Наташа произвела сильное впечатление на Курагина. Он за ужином после театра с приемами знатока разобрал перед Долоховым достоинство ее рук, плеч, ног и волос и объявил свое решение приволокнуться за нею. Что могло выйти из этого ухаживания – Анатоль не мог обдумать и знать, как он никогда не знал того, что выйдет из каждого его поступка.
– Хороша, брат, да не про нас, – сказал ему Долохов.
– Я скажу сестре, чтоб она позвала ее обедать, – сказал Анатоль. – А?
– Ты подожди лучше, как замуж выйдет…
– Ты знаешь, – сказал Анатоль, – j’adore les petites filles: сейчас потеряется.
– Ты уж попался раз на petite fille, – сказал Долохов, знавший про женитьбу Анатоля. – Смотри.
– Ну, уж два раза нельзя! А? – сказал Анатоль, добродушно смеясь.
Следующий после театра день Ростовы никуда не ездили, и никто не приезжал к ним. Марья Дмитриевна о чем-то, скрывая от Наташи, переговаривалась с ее отцом. Наташа догадывалась, что они говорили о старом князе и что-то придумывали, и ее беспокоило и оскорбляло это. Она всякую минуту ждала князя Андрея и два раза в этот день посылала дворника на Вздвиженку узнавать, не приехал ли он. Он не приезжал. Ей было теперь тяжелее, чем первые дни своего приезда. К нетерпению и грусти ее о нем присоединились неприятное воспоминание о свидании с княжной Марьей и с старым князем и страх и беспокойство, которым она не знала причины. Ей все казалось, что или он никогда не приедет, или что, прежде чем он приедет, с ней случится что-нибудь. Она не могла, как прежде, спокойно и продолжительно, одна сама с собой, думать о нем. Как только она начинала думать о нем, к воспоминанию о нем присоединялось воспоминание о старом князе, о княжне Марье, и о последнем спектакле, и о Курагине. Ей опять представлялся вопрос, не виновата ли она, не нарушена ли уже ее верность князю Андрею, и опять она заставала себя до малейших подробностей воспоминающею каждое слово, каждый жест, каждый оттенок игры выражения на лице этого человека, умевшего возбудить в ней непонятное для нее и страшное чувство. На взгляд домашних, Наташа казалась оживленнее обыкновенного, но она далеко была не так спокойна и счастлива, как была прежде.
В воскресенье утром Марья Дмитриевна пригласила своих гостей к обедне в свой приход Успения на Могильцах.
– Я этих модных церквей не люблю, – говорила она, видимо гордясь своим свободомыслием. – Везде Бог один. Поп у нас прекрасный, служит прилично, так это благородно, и дьякон тоже. Разве от этого святость какая, что концерты на клиросе поют? Не люблю, одно баловство!
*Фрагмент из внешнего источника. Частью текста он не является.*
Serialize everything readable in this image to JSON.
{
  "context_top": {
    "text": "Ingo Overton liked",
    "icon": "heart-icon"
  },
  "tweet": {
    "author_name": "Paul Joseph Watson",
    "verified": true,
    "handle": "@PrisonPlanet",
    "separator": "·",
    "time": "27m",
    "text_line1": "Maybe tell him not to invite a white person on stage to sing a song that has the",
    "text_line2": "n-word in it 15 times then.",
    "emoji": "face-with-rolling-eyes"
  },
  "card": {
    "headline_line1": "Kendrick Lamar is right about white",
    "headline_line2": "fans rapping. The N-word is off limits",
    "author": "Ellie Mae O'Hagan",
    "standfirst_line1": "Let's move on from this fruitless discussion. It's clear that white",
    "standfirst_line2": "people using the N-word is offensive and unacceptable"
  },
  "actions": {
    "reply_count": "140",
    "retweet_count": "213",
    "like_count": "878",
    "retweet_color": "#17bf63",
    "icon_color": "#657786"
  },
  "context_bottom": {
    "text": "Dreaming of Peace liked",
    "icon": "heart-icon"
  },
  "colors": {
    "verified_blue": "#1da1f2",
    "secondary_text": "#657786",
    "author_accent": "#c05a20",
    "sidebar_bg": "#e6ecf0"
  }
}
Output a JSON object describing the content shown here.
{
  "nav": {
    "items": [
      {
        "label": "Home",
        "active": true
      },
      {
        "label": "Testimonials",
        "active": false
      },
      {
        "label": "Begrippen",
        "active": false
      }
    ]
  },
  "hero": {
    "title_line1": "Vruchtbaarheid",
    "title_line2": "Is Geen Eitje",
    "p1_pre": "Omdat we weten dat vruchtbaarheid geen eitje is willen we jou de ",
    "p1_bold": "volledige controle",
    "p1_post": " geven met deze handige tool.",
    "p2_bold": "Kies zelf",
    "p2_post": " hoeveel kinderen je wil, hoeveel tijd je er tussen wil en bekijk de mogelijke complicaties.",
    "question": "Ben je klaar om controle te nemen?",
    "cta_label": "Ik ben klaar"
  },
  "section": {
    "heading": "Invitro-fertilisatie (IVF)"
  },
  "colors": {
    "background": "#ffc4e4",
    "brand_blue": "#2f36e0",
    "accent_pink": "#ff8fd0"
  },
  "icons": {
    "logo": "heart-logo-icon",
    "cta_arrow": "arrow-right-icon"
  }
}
Марья Дмитриевна любила воскресные дни и умела праздновать их. Дом ее бывал весь вымыт и вычищен в субботу; люди и она не работали, все были празднично разряжены, и все бывали у обедни. К господскому обеду прибавлялись кушанья, и людям давалась водка и жареный гусь или поросенок. Но ни на чем во всем доме так не бывал заметен праздник, как на широком, строгом лице Марьи Дмитриевны, в этот день принимавшем неизменяемое выражение торжественности.
Когда напились кофе после обедни, в гостиной с снятыми чехлами, Марье Дмитриевне доложили, что карета готова, и она с строгим видом, одетая в парадную шаль, в которой она делала визиты, поднялась и объявила, что едет к князю Николаю Андреевичу Болконскому, чтоб объясниться с ним насчет Наташи.